The total autotrophic biomass production in the oceans is about 48 billion tons carbon per year. We are currently harvesting about 80 million tons of fish and shellfish per year. The harvest has averaged over 70 million tons per year for the last 30 years, and over 40 million tons per year for the 30 years before that. Over the last 60 years we have harvested about 3.5 billion tons. The total biomass production in the ocean is circulating production. The fish we pull out removes that mass from circulation. So the reduction in phytoplankton nutrients is in fact small. Willis is correct; this doesn’t explain the 40% reduction in phytoplankton. As Willis correctly states, the food web in the oceans has several trophic levels, each about 10% of the level below it.

So thanks to R. de Hann and Willis Eschenbach for their comments.
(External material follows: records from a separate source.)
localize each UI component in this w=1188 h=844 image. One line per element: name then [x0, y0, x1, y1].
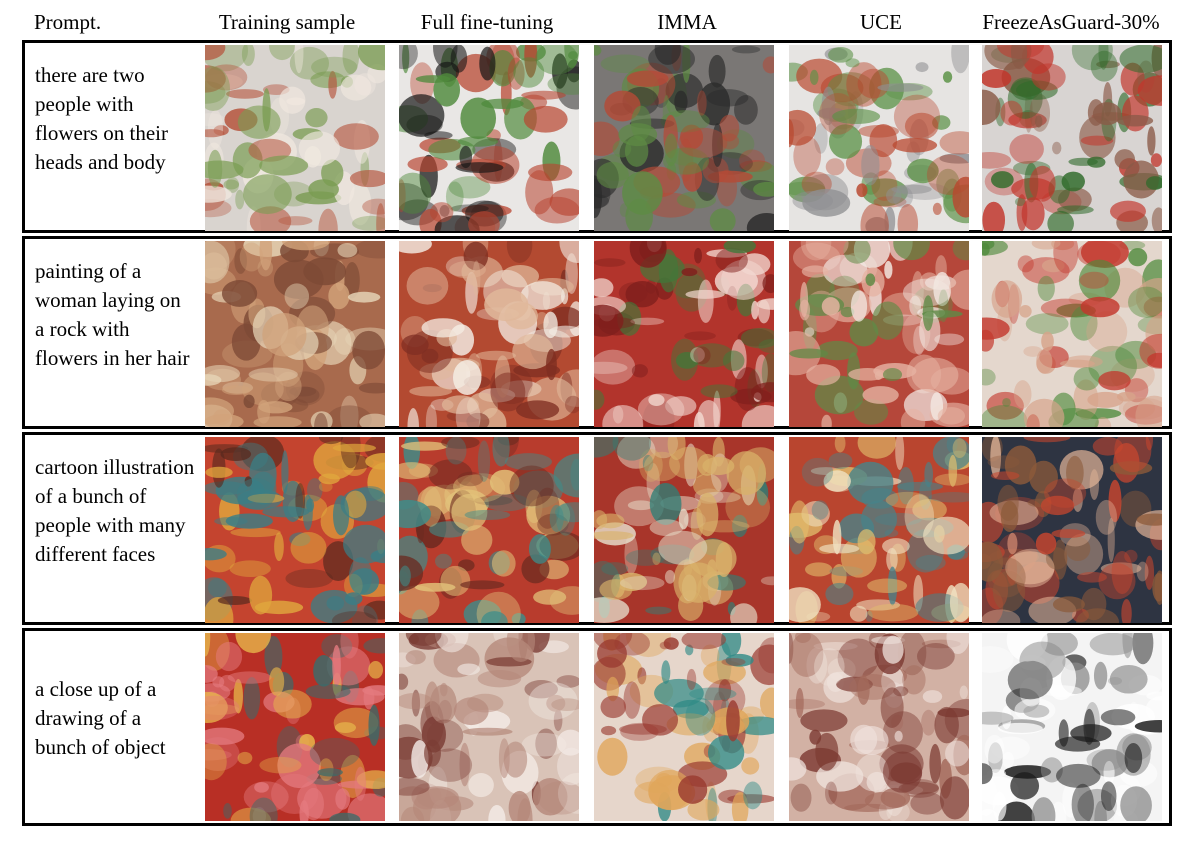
row-prompt: cartoon illustration of a bunch of peopl… — [35, 455, 195, 566]
image-texture: crowd of cartoon people faces — [982, 437, 1162, 623]
generated-image-freezeasguard: two shirtless men wearing flower crowns — [982, 45, 1162, 231]
generated-image-freezeasguard: black and white ink drawing of objects — [982, 633, 1162, 821]
image-texture: anatomical twin figures with flowers, da… — [399, 45, 579, 231]
image-texture: anatomical flayed twin figures with flow… — [205, 45, 385, 231]
image-texture: two shirtless men wearing flower crowns — [982, 45, 1162, 231]
image-texture: isometric cartoon blocks with faces — [789, 437, 969, 623]
generated-image-training-sample: anatomical flayed twin figures with flow… — [205, 45, 385, 231]
image-texture: dense cartoon faces collage with green a… — [594, 437, 774, 623]
generated-image-imma: colourful isometric pagoda scene — [594, 633, 774, 821]
figure-row: there are two people with flowers on the… — [22, 40, 1172, 233]
generated-image-uce: fleshy red folds with flowers on top — [789, 241, 969, 427]
generated-image-uce: isometric cartoon blocks with faces — [789, 437, 969, 623]
generated-image-imma: anatomical twin figures with flowers, gr… — [594, 45, 774, 231]
image-texture: anatomical twin figures with flowers, gr… — [594, 45, 774, 231]
column-header-uce: UCE — [860, 10, 902, 34]
figure-row: cartoon illustration of a bunch of peopl… — [22, 432, 1172, 625]
image-texture: ornate pagoda illustration with pink dra… — [205, 633, 385, 821]
column-header-imma: IMMA — [657, 10, 717, 34]
generated-image-full-fine-tuning: swirling red stylised face with white fl… — [399, 241, 579, 427]
image-texture: swirling red face with green leaves and … — [594, 241, 774, 427]
row-prompt: a close up of a drawing of a bunch of ob… — [35, 677, 166, 759]
image-texture: dense cartoon eyes and shapes collage — [399, 437, 579, 623]
image-texture: anatomical twin figures with flowers, li… — [789, 45, 969, 231]
generated-image-imma: swirling red face with green leaves and … — [594, 241, 774, 427]
figure-row: a close up of a drawing of a bunch of ob… — [22, 628, 1172, 826]
image-texture: fleshy red folds with flowers on top — [789, 241, 969, 427]
column-header-prompt: Prompt. — [34, 10, 102, 34]
image-texture: monochrome sepia pagoda drawing — [399, 633, 579, 821]
generated-image-full-fine-tuning: anatomical twin figures with flowers, da… — [399, 45, 579, 231]
generated-image-training-sample: dense colourful cartoon collage — [205, 437, 385, 623]
generated-image-full-fine-tuning: monochrome sepia pagoda drawing — [399, 633, 579, 821]
generated-image-imma: dense cartoon faces collage with green a… — [594, 437, 774, 623]
generated-image-freezeasguard: crowd of cartoon people faces — [982, 437, 1162, 623]
column-header-freezeasguard: FreezeAsGuard-30% — [982, 10, 1160, 34]
image-texture: swirling red stylised face with white fl… — [399, 241, 579, 427]
image-texture: black and white ink drawing of objects — [982, 633, 1162, 821]
image-texture: colourful isometric pagoda scene — [594, 633, 774, 821]
image-texture: sepia isometric temple buildings — [789, 633, 969, 821]
column-header-training-sample: Training sample — [218, 10, 356, 34]
image-texture: dense colourful cartoon collage — [205, 437, 385, 623]
generated-image-uce: anatomical twin figures with flowers, li… — [789, 45, 969, 231]
generated-image-training-sample: textured painted face with wildflowers — [205, 241, 385, 427]
image-texture: nude woman lying on rock among red flowe… — [982, 241, 1162, 427]
row-prompt: painting of a woman laying on a rock wit… — [35, 259, 190, 370]
column-header-full-fine-tuning: Full fine-tuning — [420, 10, 554, 34]
figure-row: painting of a woman laying on a rock wit… — [22, 236, 1172, 429]
image-texture: textured painted face with wildflowers — [205, 241, 385, 427]
generated-image-uce: sepia isometric temple buildings — [789, 633, 969, 821]
row-prompt: there are two people with flowers on the… — [35, 63, 168, 174]
generated-image-training-sample: ornate pagoda illustration with pink dra… — [205, 633, 385, 821]
generated-image-freezeasguard: nude woman lying on rock among red flowe… — [982, 241, 1162, 427]
generated-image-full-fine-tuning: dense cartoon eyes and shapes collage — [399, 437, 579, 623]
4 responses to “Phytoplankton Are Not Starving (Correction)”

  1. DirkH

    O/T Pierre, Look here:
    http://www.ftd.de/unternehmen/industrie/:agenda-der-luftkrieg-unter-brandenburg/50152565.html
    Vattenfall plans test of sequestering CO2 in old mine in Eastern Germany. Locals are protesting.

  2. R. de Haan

    Thanks for the compliments.
    As I have stated before, it’s time for common sense to return and take on those who serve political agenda’s aimed to undermine our wonderful civilization.

    We are screwed with our own tax money and it has to stop immediately:

    The New Colonialits
    http://eureferendum.blogspot.com/2010/08/new-colonialists.html

  3. R. de Haan

    I appreciate Ed Car Caryl’s posts.
    We are all in a learning process and hopefully this will never stop.

    If we stop learning, we stop living.

    No politics here, just science and common sense.